Visually this is seen with the following example: \(\small{\mathbf{a}^T}\times{\mathbf{b}}\)
\(\small\begin{bmatrix} a_{1} & a_{2} & \dots a_{n} \end{bmatrix} \times \begin{bmatrix} b_{1} \\ b_{2} \\ \dots \\ b_{n} \end{bmatrix} = a_{1}b_{1}+a_{2}b_{2}+\dots+a_{n}b_{n}=\sum{ab}\)
Here, \(\small{\mathbf{a}^T}\) is a \(\small{1 \times n}\) vector, and \(\small{\mathbf{b}}\) is a \(\small{n \times 1}\) vector
The inner dimensions are \(\small\left({n} \times n\right)\). Found by lining up the vector dimensions: \(\small{1 \times \color{red}{n} \times \color{red}{n} \times 1}\)

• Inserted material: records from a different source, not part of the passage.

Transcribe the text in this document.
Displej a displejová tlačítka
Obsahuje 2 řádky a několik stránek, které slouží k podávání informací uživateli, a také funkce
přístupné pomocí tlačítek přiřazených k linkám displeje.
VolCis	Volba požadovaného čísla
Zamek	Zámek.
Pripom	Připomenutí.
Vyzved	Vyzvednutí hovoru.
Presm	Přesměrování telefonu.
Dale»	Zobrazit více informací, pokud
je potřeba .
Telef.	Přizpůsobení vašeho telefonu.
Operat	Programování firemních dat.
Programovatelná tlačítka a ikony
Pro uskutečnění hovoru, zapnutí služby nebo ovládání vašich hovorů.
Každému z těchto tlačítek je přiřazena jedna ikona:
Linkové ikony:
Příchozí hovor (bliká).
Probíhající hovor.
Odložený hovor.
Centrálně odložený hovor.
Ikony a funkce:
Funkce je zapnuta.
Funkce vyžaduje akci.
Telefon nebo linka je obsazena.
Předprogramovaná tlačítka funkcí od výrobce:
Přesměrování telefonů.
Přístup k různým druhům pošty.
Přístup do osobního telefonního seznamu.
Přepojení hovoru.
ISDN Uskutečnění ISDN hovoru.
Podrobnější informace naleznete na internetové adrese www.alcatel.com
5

The outer dimensions are \(\small\left({1} \times 1\right)\). Found by lining up the vector dimensions: \(\small{\color{red}{1} \times n \times n \times \color{red}{1}}\)
Thus, we are multiplying each of the \(\small{n}\) elements in \(\small{\mathbf{a}^T}\) times each of the \(\small{n}\) elements in \(\small{\mathbf{b}}\) and summing them
The output is a scalar (\(\small{1 \times 1}\) dimensions). This is called an inner product
If inner dimensions match, the multiplication is possible. The product has dimensions equal to the outer dimensions of the match. There are two types of products:
Inner-product: the vector product results is a single scalar, i.e., the outer dimensions are \(\small{1} \times 1\)
Outer-product: the vector product results in a series of scalar products with number and arrangement defined by outer dimensions. This creates a matrix
For \(\small{n} \times 1\) vectors: \(\small\mathbf{a}^T \mathbf{b} = \sum_{i=1}^n a_ib_i\)
For example, for the vectors: \(\small\mathbf{a}^T = \begin{bmatrix} 5 & 3 & -2 \end{bmatrix}\) & \(\small\mathbf{b} = \begin{bmatrix} -5 \\ 0 \\ 1 \end{bmatrix}\)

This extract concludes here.